Hello, I have an automation that turns my lights on when any family member arrives home, if it’s dark, and it works fine, most of the time, however, sometimes my location seems to jump to a place outside of my home area, and then right back to home again causing the lights to come on. Is there a way to make it conditional on being away for a certain period of time, and then back to the home zone? Thanks in advance.
Best is to fix the location jump rather than just one automation coz it going to mess with all other location base automation? What do you use for you location? Why dont you use “Person” to add multiple trackers that way you dont get that issue eg GPS plus router base tracker
I would love to fix the jump, but I don’t know how to, it happens with more than one entity too. I am using person, and have it set to my Home Assistant app on my phone, plus, I use Life360’s information. I have already made the zone larger, that makes it happen less often, and also helps when the update timing causes me to sit and wait for the garage door to open, or my arrival lights to come on. it would be great of we could make zones that are donut shaped, then I could have a kind of outside perimeter that’s larger and use from to zone movement.
Also, there is a simple way to do time away from a zone, and then back in Node-RED, but I no longer use it, since HA’s automations have gotten better and easier, it no longer made sense to have it still bogging down my old Pi. So I figured if Node-RED can do it, there should be a way to do it in yaml too.
For Life360 at least, have you limited the accepted GPS accuracy?
Basically, the location info from Life360 includes an accuracy value (in meters), the larger the value the less accurate the location reading is. (I.e., if the accuracy is zero, then it’s saying the device is exactly at the point specified by the latitude & longitude. For a non-zero accuracy value it’s saying the device is somewhere within a circle where the GPS coordinates are the center, and the accuracy value is the radius. The bigger the accuracy value the bigger the circle and, therefore, the less accurately the location is known.)
In my experience, the accuracy value is usually around 15 meters, but sometimes it can jump to a much larger value, even hundreds of meters. It’s possible sometimes these jumps you’re seeing could be due to a relatively inaccurate location reading. With the life360 integration you can tell it to ignore location readings/updates whose accuracy value exceeds a threshold you can set. If you go to the Integrations page and click on CONFIGURE for the Life360 integration, you can check the “Limit GPS accuracy” box and enter a number under “Max GPS accuracy (meters)”, e.g., a value of 100, 50, whatever you like. Remember, the smaller the number the more accurate the reading must be to be used.
Another possibility is that the person integration does not take into account how stale the location information is from an “input” entity’s state update. Note that device tracker entities can update for reasons other than strictly the location info. E.g., maybe a battery attribute is updated, but the GPS data isn’t. As far as the person integration is concerned, the update is an update, so it uses it. The result can be the person entity gets a new location from one input, then gets old location from another input, but treats it as new, causing the person entity to “jump” back to where the device was, not where the device is. This is one of the main reasons I don’t use the person integration for combining multiple device tracker entities.

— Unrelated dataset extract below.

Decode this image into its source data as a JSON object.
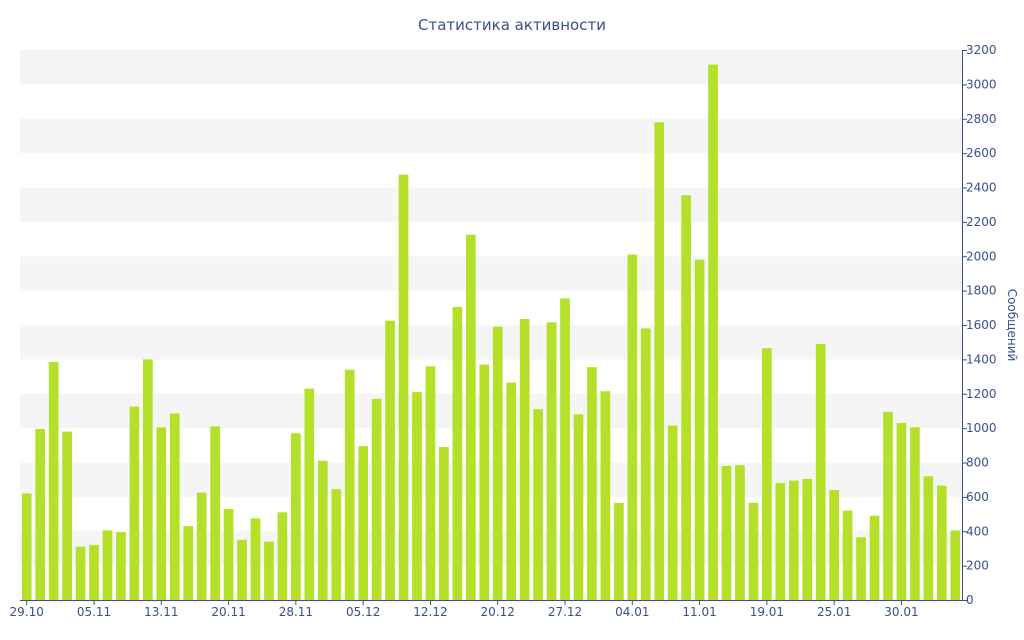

FWIW, I created a custom integration for combining multiple device trackers (and optionally binary sensors) long before the person integration existed. It uses the last_seen
attribute of input entities that have it, such as Life360 & Google Maps, which avoids the problem of old location data replacing newer location data. Unfortunately, though, most integrations that create device tracker entities don’t provide a last_seen
attribute, so there’s no way to know when one of their entities update if it actually has newer location data or not.

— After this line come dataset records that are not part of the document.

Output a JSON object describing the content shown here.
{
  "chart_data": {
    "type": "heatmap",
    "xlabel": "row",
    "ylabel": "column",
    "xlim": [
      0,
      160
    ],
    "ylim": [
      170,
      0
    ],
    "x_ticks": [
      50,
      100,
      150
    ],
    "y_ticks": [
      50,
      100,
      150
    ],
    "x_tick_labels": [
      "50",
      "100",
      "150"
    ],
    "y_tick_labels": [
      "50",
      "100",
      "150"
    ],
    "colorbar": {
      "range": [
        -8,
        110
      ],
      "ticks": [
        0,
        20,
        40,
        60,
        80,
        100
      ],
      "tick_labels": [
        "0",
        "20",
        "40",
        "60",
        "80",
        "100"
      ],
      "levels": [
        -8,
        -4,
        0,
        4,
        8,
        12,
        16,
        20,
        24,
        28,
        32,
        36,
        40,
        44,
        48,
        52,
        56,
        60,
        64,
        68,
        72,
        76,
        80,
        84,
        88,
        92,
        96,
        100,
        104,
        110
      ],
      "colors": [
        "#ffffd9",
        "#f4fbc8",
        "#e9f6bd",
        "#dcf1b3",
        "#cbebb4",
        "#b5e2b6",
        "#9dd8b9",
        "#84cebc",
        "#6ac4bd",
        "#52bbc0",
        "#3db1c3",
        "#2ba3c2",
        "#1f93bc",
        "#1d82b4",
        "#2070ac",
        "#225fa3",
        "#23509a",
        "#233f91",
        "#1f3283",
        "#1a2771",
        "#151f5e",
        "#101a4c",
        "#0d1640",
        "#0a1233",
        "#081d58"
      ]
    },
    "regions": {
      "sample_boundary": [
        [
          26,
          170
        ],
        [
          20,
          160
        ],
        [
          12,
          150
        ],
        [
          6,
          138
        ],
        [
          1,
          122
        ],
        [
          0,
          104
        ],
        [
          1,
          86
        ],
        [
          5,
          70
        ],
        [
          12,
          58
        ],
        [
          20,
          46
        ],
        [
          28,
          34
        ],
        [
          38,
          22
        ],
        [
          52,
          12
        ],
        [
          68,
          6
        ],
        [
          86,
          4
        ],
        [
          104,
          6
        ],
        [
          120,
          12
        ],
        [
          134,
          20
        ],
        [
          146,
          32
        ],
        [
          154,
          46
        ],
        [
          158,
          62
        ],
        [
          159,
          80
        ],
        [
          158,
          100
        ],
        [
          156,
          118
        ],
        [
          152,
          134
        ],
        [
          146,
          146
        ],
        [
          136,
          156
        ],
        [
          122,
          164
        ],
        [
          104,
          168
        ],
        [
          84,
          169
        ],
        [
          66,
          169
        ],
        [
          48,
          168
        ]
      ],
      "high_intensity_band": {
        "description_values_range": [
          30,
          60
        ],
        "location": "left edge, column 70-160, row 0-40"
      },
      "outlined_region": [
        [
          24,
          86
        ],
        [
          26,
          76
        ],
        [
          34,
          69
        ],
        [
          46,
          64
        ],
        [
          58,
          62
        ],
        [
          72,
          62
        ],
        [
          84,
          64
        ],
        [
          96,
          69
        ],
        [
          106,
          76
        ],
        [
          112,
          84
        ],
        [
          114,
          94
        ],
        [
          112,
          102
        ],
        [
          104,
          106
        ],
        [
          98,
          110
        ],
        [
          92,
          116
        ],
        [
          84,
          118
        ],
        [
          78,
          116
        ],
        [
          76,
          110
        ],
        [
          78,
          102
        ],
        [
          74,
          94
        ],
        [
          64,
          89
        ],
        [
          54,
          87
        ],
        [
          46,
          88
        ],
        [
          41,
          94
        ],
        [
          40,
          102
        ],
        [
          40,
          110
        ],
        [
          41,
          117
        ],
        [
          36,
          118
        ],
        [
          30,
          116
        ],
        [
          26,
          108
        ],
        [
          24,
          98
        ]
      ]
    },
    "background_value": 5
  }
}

BTW, it’s common for my Composite Tracker custom integration to be used “in between” raw device tracker entities and a person entity. I.e., use the composite to combine the multiple trackers, and then have the person entity just use the composite tracker as its input.
Those 2 are oki for away from home tracking, you need something to a more instant “i m home” method and will bind you at home until you leave. Does your router supported? use router device tracker, also if you use static local IP for each phone your can also use Ping (ICMP) and NMAP and make use “consider_home” setting in each of them
Thanks for the reply, I do have precise location enabled, taking a look at your integration now. I know originally I had several items in my person, because at times I’d have to sit and wait for my garage door to open, and then I made the home area much larger which helps both issues. It would be nice if any one item indicating home would mark me home, but ALL would need to be true to make me not_home
Thanks for the reply, I have a pretty stout UniFi system, and I do use static IP’s for pretty much everything other than guests. I have just opened tabs for the links you sent, will take a look, thanks again.

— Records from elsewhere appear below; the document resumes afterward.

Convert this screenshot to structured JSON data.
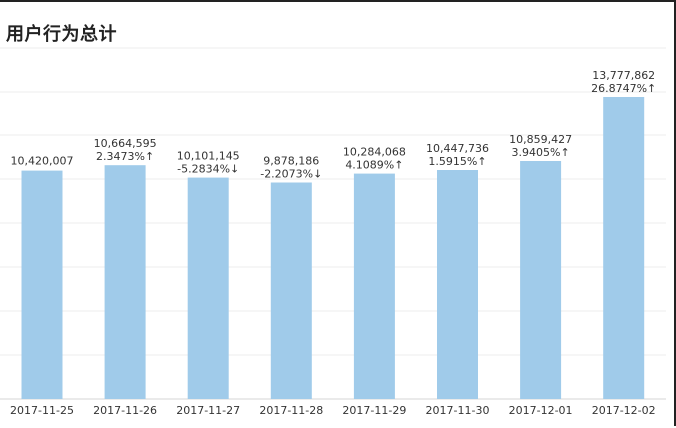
{
  "chart_data": {
    "type": "bar",
    "title": "用户行为总计",
    "xlabel": "",
    "ylabel": "",
    "categories": [
      "2017-11-25",
      "2017-11-26",
      "2017-11-27",
      "2017-11-28",
      "2017-11-29",
      "2017-11-30",
      "2017-12-01",
      "2017-12-02"
    ],
    "values": [
      10420007,
      10664595,
      10101145,
      9878186,
      10284068,
      10447736,
      10859427,
      13777862
    ],
    "value_labels": [
      "10,420,007",
      "10,664,595",
      "10,101,145",
      "9,878,186",
      "10,284,068",
      "10,447,736",
      "10,859,427",
      "13,777,862"
    ],
    "change_labels": [
      "",
      "2.3473%↑",
      "-5.2834%↓",
      "-2.2073%↓",
      "4.1089%↑",
      "1.5915%↑",
      "3.9405%↑",
      "26.8747%↑"
    ],
    "ylim": [
      0,
      14000000
    ],
    "grid": true,
    "bar_color": "#a0cbea",
    "grid_color": "#ececec"
  }
}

If you have a good read of this, it will make more sense, It is very well thought out. Ones can tell there a lot of effort go into it. It not a simple “groups” of entities.
It will mark you home immediately if you use one of the router base tracker. Not need all to be true, It treated different type of tracking differently for marking you home or not home. I have an automation when my gps trackers changes home or not_home it will refreshes my stationary tracker, if the stationary base trackers change it will refresh my gps tracker that way the person tracker is more reliable . it work quite well for alarm. It need to switch off quickly before person open the door and not activate while person still at home.